Participation in the Supplemental Nutrition Assistance Program, or food stamps, reached another high in September, according to new data released by the United Stated Department of Agriculture.
The most recent data on SNAP participation were released Friday, and showed that 47,710,324 people were enrolled in the program in September, an increase of 607,559 from the 47,102,765 enrolled in August.
The number of households enrolled in the program also increased from 22,684,463 in August to 22,973,698 in September, an increase of 289,235. The average benefit, according to the new data, was $134.29 per person and $278.89 per household.
Texas, California, and Florida were the states with the most recipients, the Agriculture Department reported.
The new numbers mean that an estimated one in 6.5 people in America were on food stamps in September.
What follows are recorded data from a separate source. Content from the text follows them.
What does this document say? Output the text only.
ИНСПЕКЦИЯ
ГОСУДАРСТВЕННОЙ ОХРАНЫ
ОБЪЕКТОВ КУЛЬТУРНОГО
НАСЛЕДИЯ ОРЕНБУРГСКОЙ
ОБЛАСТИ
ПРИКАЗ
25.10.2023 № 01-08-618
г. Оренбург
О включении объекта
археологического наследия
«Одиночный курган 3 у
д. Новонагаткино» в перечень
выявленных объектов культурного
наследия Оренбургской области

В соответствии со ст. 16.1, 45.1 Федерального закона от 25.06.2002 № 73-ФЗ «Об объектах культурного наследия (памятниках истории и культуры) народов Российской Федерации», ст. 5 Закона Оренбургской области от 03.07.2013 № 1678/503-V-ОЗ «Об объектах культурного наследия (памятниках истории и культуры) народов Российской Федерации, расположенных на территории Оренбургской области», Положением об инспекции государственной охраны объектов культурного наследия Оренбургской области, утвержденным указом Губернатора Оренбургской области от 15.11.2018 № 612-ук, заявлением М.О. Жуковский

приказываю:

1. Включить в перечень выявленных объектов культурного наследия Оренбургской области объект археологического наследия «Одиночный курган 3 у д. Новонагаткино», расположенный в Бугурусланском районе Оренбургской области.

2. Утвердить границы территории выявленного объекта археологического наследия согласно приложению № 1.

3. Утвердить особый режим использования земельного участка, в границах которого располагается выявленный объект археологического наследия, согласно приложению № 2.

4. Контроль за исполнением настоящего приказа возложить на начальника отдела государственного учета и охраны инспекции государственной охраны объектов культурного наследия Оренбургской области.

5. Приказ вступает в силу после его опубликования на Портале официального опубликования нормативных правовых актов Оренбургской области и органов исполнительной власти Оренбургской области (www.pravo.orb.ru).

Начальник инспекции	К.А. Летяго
In the 1970s, one out of every 50 Americans was on food stamps. Since 2001, spending on the program has quadrupled and doubled in the last four years. (RELATED: Republicans charge that policy, not necessity, has led to booming food stamp rolls)
USDA notes that its data are preliminary and subject to revisions. Additionally, USDA says, its numbers factor in those on SNAP as a means of disaster assistance, though the September numbers do not include people enrolled in the program due to Hurricane Sandy, which hit New York and New Jersey in late October.
The new numbers come as Newark Mayor Cory Booker is engaged in a highly publicized “Food Stamp Challenge,” attempting to live solely on an approximately $30 weekly benefit for his entire weekly food budget, to raise awareness about the plight of people enrolled in SNAP. The benefit is, however, intended to supplement a person’s overall food budget.